Sounds like you're the only one that reads that paper between the two of us

[–] LoveCanada@lemmy.ca 2 points 8 hours ago* (last edited 8 hours ago) (1 children)

Got that right. The head of our local college was making $400,000 a year before he retired. This is a small town college not a university, and that kind of income is ridiculously high for a college president in a town of 60,000. Thats double what our premier makes.

On the other hand, I did a little digging and compared to other English speaking nation universities, Canada is actually bottom of the list for paying our university presidents: https://higheredstrategy.com/wp-content/uploads/2024/01/Figure-6.png

[–] Canuck@sh.itjust.works 0 points 6 hours ago

I'm sure private universities in places like the US are included in those figures

[–] MystikIncarnate@lemmy.ca 3 points 10 hours ago (3 children)

Both for this and for healthcare.

The nurses are struggling to get a fair deal while somehow the billions a year put into healthcare goes where exactly?

Not to the front line staff, I'll tell you that much.

And I get it, materials and equipment isn't cheap but between nurses salaries and material costs, and the occasional multi-million dollar piece of equipment.... I just don't see where it's all being spent. Between the middle and upper management, there needs to be an overhaul.

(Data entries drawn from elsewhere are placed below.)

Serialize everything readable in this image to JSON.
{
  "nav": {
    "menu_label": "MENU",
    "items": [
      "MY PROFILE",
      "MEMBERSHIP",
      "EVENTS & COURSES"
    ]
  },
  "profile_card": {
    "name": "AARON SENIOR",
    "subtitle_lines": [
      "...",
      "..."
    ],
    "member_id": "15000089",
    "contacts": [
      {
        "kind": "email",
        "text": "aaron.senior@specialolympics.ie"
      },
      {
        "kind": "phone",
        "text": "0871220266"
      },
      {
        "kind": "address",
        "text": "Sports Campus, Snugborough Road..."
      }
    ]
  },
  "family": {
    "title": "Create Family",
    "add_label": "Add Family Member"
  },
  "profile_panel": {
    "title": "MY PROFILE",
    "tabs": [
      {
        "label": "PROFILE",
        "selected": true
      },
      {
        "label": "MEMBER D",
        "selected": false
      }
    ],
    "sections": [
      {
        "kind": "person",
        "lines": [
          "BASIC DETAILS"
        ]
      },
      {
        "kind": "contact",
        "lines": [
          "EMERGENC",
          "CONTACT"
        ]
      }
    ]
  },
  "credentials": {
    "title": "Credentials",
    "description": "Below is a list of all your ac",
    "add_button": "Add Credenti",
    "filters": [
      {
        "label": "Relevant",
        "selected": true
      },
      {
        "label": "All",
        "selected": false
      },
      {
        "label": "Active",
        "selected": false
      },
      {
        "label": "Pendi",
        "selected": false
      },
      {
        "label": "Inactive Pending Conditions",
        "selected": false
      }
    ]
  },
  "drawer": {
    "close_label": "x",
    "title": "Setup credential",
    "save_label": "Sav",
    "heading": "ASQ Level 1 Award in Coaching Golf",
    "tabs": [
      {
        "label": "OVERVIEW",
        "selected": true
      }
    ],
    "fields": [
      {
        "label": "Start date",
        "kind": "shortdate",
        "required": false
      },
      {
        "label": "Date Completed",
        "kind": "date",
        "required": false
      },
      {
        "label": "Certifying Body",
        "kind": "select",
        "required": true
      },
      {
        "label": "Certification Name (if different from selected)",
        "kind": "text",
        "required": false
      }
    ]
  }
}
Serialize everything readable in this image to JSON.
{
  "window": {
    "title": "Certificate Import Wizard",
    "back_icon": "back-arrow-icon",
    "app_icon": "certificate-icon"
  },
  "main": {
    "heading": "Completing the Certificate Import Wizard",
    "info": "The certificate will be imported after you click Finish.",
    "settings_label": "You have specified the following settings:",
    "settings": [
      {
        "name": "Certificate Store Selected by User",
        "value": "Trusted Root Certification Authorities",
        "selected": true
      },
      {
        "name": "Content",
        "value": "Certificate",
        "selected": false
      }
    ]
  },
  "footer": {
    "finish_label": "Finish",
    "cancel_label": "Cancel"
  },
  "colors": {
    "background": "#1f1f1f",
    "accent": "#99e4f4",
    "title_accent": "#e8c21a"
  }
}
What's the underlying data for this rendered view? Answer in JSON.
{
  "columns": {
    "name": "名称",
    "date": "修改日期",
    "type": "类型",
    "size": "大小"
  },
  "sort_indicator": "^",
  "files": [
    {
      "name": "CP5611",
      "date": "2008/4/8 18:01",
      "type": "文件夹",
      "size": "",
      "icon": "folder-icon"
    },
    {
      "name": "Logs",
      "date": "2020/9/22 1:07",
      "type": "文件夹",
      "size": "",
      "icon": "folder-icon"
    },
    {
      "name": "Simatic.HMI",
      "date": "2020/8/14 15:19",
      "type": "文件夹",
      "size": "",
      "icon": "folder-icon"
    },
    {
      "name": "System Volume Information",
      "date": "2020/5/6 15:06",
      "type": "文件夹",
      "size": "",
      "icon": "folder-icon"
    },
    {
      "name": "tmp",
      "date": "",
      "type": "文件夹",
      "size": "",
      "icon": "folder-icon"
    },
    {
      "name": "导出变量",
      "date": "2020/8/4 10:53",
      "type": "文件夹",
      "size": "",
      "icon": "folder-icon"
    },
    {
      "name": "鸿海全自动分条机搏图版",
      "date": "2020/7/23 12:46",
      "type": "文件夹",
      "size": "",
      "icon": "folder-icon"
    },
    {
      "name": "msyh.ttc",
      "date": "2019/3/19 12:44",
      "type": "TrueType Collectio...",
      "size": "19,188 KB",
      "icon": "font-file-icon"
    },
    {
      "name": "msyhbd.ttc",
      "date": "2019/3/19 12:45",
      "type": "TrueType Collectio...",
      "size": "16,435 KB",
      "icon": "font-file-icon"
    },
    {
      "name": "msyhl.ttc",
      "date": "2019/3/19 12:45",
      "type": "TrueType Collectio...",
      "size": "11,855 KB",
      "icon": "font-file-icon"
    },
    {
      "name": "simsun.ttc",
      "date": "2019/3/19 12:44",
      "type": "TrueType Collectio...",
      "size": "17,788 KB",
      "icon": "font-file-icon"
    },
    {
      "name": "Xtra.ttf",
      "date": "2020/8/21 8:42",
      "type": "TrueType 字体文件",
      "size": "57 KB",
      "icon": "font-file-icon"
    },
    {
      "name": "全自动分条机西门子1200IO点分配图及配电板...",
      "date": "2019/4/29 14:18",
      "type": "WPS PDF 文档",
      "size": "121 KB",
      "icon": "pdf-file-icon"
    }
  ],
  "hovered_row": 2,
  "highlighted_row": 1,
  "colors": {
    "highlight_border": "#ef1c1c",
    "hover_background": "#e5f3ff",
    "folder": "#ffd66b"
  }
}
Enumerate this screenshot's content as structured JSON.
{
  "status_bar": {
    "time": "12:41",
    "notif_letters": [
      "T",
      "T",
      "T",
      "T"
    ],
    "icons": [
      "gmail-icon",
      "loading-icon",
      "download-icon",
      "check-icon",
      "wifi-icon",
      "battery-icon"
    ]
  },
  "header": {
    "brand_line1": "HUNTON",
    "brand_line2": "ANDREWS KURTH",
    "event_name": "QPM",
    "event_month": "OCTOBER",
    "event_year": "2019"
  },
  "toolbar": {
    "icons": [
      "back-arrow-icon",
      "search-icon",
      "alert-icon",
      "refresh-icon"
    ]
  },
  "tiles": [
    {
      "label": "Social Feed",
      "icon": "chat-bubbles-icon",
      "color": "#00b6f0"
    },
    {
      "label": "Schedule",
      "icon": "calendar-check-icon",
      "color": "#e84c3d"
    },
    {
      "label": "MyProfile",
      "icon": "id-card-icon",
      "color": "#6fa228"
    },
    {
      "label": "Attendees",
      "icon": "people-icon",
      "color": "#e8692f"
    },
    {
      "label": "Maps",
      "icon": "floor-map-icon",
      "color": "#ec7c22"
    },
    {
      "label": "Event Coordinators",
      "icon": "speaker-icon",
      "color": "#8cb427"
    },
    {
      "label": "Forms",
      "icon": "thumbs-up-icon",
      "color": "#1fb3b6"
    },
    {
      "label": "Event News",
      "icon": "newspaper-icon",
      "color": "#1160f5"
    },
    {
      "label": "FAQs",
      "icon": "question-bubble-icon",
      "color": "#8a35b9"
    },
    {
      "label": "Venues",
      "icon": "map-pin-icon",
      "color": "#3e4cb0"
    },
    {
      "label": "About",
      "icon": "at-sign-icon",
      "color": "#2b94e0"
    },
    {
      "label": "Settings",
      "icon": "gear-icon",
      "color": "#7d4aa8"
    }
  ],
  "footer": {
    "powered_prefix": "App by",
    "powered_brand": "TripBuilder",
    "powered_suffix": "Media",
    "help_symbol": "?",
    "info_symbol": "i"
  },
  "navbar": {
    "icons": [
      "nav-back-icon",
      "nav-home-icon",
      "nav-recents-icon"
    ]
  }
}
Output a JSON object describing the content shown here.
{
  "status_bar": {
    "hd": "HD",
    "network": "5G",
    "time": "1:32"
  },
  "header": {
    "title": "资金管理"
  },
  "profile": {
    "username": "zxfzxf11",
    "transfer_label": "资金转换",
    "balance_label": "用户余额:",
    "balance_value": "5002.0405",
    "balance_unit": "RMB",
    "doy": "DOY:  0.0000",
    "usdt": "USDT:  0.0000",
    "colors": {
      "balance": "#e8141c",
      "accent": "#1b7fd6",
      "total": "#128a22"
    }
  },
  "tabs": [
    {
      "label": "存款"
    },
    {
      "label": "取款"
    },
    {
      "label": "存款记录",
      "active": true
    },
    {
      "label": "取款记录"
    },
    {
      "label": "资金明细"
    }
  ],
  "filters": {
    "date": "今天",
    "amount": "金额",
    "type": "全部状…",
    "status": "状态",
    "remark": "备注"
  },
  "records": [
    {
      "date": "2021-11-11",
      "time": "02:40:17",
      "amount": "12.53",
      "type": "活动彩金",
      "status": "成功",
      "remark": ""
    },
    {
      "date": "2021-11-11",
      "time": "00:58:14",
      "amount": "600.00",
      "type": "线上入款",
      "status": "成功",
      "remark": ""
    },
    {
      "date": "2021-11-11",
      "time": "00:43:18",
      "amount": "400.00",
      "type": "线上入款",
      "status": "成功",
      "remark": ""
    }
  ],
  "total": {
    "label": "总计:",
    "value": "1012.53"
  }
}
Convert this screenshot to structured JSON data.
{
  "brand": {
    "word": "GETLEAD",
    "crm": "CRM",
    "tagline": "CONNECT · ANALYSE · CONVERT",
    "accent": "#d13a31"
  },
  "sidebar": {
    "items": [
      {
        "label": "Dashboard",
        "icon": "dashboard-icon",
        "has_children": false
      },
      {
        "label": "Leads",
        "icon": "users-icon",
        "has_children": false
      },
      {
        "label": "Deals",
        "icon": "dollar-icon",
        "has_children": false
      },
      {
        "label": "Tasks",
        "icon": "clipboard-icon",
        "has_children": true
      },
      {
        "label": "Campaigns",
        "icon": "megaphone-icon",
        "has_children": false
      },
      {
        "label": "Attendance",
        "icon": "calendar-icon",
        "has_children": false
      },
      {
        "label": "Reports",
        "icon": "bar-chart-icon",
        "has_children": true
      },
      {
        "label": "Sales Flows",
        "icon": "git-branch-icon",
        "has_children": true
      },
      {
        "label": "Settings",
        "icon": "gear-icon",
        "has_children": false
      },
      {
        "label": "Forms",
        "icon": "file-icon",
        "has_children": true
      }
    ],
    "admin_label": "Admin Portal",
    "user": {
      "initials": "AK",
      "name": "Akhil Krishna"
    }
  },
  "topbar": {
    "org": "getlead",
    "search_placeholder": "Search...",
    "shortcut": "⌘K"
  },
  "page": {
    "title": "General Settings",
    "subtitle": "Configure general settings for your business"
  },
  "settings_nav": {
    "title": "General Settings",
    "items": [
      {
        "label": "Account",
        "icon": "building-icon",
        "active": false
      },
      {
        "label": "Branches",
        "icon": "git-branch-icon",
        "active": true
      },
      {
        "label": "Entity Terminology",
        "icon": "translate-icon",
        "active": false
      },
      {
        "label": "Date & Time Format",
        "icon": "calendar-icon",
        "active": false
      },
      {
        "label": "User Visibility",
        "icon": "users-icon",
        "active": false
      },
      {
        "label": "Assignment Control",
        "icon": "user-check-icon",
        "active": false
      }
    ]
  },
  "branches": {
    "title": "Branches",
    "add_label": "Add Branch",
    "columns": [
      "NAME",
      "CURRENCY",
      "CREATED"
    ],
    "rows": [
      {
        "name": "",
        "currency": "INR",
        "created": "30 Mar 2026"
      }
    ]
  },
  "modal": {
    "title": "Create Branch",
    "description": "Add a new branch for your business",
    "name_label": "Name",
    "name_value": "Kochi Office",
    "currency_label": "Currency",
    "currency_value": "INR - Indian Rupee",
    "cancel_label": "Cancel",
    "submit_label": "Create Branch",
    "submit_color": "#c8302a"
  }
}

Education on every level isn't dissimilar.

Hell, most government services need a review, at the very least.

[–] jerkface@lemmy.ca 1 points 7 hours ago

Health care money is very notoriously being withheld from hospitals, and gets redirected to private clinics at several times the cost to taxpayers. This is not the situation in education. We don't have a massive pay-to-play tier of Universities. They're all non-profit.